Of course if all of the above is OK, then either the alternator or voltage regulator/field circuit is faulty.
Thanks everyone for trying to help.
First things first, I just wanted to check if indeed there's no link in my wiring between Power Ground and Sensor ground.
Basically I have an oil pressure sensor that i've installed myself (5v , analog input, sensor gnd), so I used it to check if there's a link between sensor gnd and power gnd.
I tested for continuity between sensor gnd and engine block, and there's indeed a connection between them, with nearly 0 Ohm resistance.
So I started to check all the grounds again, spent like an hour to make sure that I did not mess up with my PnP adaptor and can confirm that there's no issues I can see with the wiring. Sensor gnds and Power gnds are separated.
Okay, next there's a funny thing, I became curious maybe it's the ECU that makes fun of me, so I checked for continuity the pins on the ECU between Sensor gnd's and Power gnd and finally Sensor gnd and ECU Gnd.

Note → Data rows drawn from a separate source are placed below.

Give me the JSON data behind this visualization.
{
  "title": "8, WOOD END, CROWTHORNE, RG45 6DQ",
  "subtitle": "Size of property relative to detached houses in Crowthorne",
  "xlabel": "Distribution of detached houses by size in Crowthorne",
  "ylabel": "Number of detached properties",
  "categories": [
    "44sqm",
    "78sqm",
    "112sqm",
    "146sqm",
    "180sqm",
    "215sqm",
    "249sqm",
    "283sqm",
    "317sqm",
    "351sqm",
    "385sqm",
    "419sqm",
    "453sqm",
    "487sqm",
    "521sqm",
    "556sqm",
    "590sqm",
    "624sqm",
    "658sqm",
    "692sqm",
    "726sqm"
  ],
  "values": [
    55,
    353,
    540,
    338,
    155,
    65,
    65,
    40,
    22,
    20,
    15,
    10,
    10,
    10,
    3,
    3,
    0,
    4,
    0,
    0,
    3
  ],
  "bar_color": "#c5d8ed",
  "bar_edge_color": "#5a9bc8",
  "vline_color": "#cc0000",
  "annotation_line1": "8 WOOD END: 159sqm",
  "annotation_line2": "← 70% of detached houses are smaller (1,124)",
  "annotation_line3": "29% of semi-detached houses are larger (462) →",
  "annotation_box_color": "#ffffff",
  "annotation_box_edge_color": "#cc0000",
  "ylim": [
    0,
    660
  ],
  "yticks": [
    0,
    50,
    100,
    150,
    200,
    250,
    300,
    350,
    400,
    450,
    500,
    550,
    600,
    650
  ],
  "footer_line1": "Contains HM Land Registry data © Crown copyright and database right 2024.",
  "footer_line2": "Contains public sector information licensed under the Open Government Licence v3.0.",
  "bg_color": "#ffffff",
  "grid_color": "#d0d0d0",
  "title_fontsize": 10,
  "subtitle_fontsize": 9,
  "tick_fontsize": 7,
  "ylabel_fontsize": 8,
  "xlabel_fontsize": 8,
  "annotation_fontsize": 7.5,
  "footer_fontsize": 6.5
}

No link between Sensor Gnd and Power gnd , however there IS continuity between ECU GND and Sensor GND (I am not 100% sure if this is how it is supposed to be).
Although I followed the instructions on the Ecumaster website, where there is clear instruction on what and where to connect specifically for my engine, I can assume that there should not be any continuity between ECU GND (which is connected to the chassis or engine) and Sensor GND.

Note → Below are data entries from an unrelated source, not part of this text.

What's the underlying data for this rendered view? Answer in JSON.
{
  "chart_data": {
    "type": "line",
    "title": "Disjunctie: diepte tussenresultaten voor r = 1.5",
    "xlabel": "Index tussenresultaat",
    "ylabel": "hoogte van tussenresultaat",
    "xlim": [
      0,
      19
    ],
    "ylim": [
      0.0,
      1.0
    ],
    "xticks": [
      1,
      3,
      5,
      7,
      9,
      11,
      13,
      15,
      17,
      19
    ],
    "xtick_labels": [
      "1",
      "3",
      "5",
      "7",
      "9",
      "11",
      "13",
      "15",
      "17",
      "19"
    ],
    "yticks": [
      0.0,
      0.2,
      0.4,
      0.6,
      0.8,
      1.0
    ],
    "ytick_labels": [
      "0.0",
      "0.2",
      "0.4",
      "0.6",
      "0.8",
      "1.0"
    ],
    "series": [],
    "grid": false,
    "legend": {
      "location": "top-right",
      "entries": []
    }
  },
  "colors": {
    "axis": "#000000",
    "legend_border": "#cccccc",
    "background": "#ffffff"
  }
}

After unplugging the ECU I did the continuity test again between a sensor GND and Engine block, and there is NOT any continuity.

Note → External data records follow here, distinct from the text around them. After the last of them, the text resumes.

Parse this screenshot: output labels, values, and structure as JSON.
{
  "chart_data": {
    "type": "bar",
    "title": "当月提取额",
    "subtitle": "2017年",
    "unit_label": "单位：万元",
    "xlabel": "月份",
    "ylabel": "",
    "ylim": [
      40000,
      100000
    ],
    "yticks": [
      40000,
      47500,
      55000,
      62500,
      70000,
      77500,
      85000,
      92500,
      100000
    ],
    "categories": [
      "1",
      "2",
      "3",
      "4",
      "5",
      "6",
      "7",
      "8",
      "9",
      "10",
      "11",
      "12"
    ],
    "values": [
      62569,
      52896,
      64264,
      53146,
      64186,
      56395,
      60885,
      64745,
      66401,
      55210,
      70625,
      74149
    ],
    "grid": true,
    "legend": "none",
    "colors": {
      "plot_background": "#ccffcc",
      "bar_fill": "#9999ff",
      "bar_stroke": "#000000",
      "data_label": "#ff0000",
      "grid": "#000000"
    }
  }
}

I am super confused now and really want to clarify if the grounds are right first before diving deep into the voltage drop.
4:37am here, so might (will!) need some serious editing, but here goes.
With electronics there can be a different ' grounds' - some circuits require a common ground, and electrical source, as even minor voltage variations can cause problems - some will play up with variations in milli-volts' range, some are sensitive to even lower voltages.
The reason some are concerned with how you're grounding the various parts of the system is that with circuits EVERY part of it is slightly different from every other part, in isolation, this isn't really a problem. But a vehicle's chassis is a network of ground points, it is also part of the various electronic circuits that the ECU is working with, and the potential voltage at different points can be affected as different currents are grounded at different points, often through common grounds used by other components.It' s the same principle as the power supply, just the other side.
Hmm, that may be a bit confusing.
OK, just as powering some circuits can affect other circuits because the change in current draw affects the voltage - think that slight flicker you sometimes see in the dash' lights when the indicators operate, that slight voltage change may be mostly on the power side, but there will be part of that variation on the ground as well, and if the ECU is expecting it to be sourced.